Un salto de capacidad que lo cambia todo
El rendimiento técnico de Mythos supone una ruptura con la evolución incremental que había caracterizado al sector hasta ahora. Según los datos de Anthropic, en el benchmark SWE-bench Verified el modelo alcanza un 93,9%, y en las olimpiadas matemáticas USAMO logra un 97,6%, frente al 42,3% de los modelos punteros de hace apenas unos meses. Para calibrar el salto en ciberseguridad: su modelo anterior, Opus 4.6, conseguía desarrollar exploits funcionales para Firefox en apenas 2 de varios cientos de intentos. Mythos lo logró en 181 de esos mismos intentos.
No obstante, no todos los expertos comparten el tono alarmista del anuncio. La firma de seguridad AISLE realizó pruebas independientes con modelos abiertos mucho más pequeños y económicos, y descubrió que estos "recuperaron gran parte del mismo análisis" sobre las vulnerabilidades que Anthropic usó como ejemplo. Según Stanislav Fort, fundador y científico jefe de AISLE, la ventaja real en ciberseguridad con IA "es el sistema, no el modelo". Esta perspectiva sugiere que la capacidad ofensiva de Mythos podría no ser tan exclusiva como Anthropic presenta.
¿Quién controla la llave?
La decisión de Anthropic plantea un debate de fondo que va más allá de las capacidades técnicas del modelo. Al restringir el acceso a un grupo selecto de empresas privadas, la compañía asume de facto el papel de árbitro sobre quién puede acceder a una de las herramientas cibernéticas más avanzadas jamás desarrolladas. Como señalan analistas citados por Fortune, esto concentra un poder inusual en manos de una sola empresa privada, sin supervisión regulatoria formal.

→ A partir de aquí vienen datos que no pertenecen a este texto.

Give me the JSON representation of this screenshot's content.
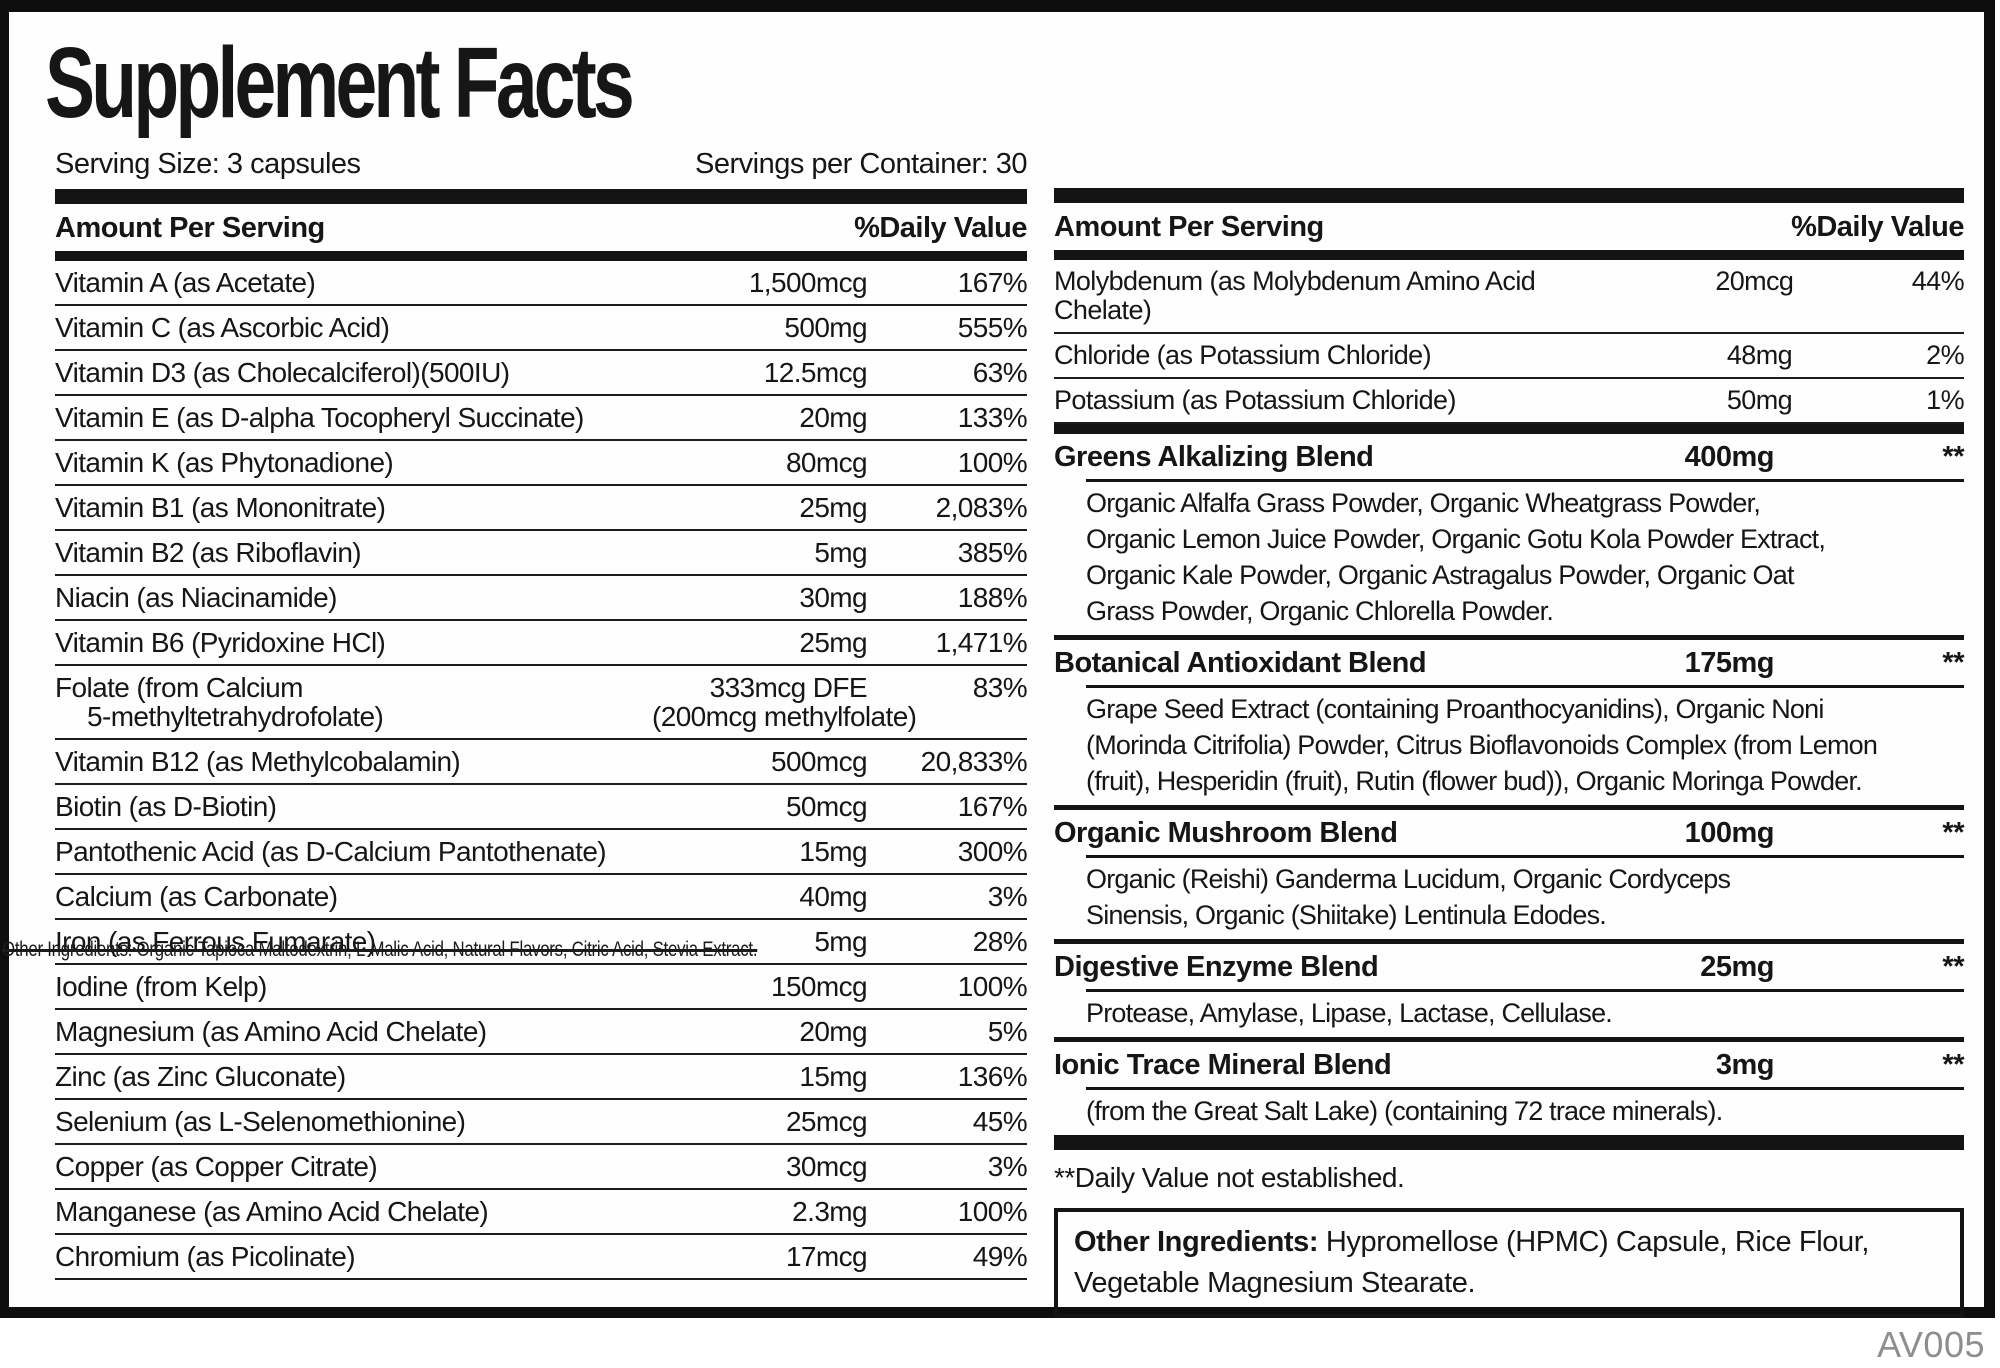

El problema de fondo es estructural: según los expertos consultados por NBC News, las organizaciones no son capaces de parchear vulnerabilidades tan rápido como la IA puede encontrarlas. El responsable de investigación ofensiva de Anthropic, Logan Graham, advirtió que, aunque Mythos no se publique nunca, espera que competidores —incluidos laboratorios chinos— lancen modelos con capacidades comparables en los próximos seis a doce meses. OpenAI ya ha respondido anunciando GPT-5.4-Cyber, un modelo enfocado en ciberseguridad defensiva.
Estamos ante un punto de inflexión. La carrera entre atacantes y defensores siempre ha existido, pero la IA acaba de comprimir el tiempo de reacción de meses a segundos. Anthropic ha optado por la transparencia y la restricción voluntaria, pero la pregunta que quedará flotando durante meses es si ese modelo de gobernanza privada será suficiente cuando —no si— modelos equivalentes lleguen a manos de actores maliciosos.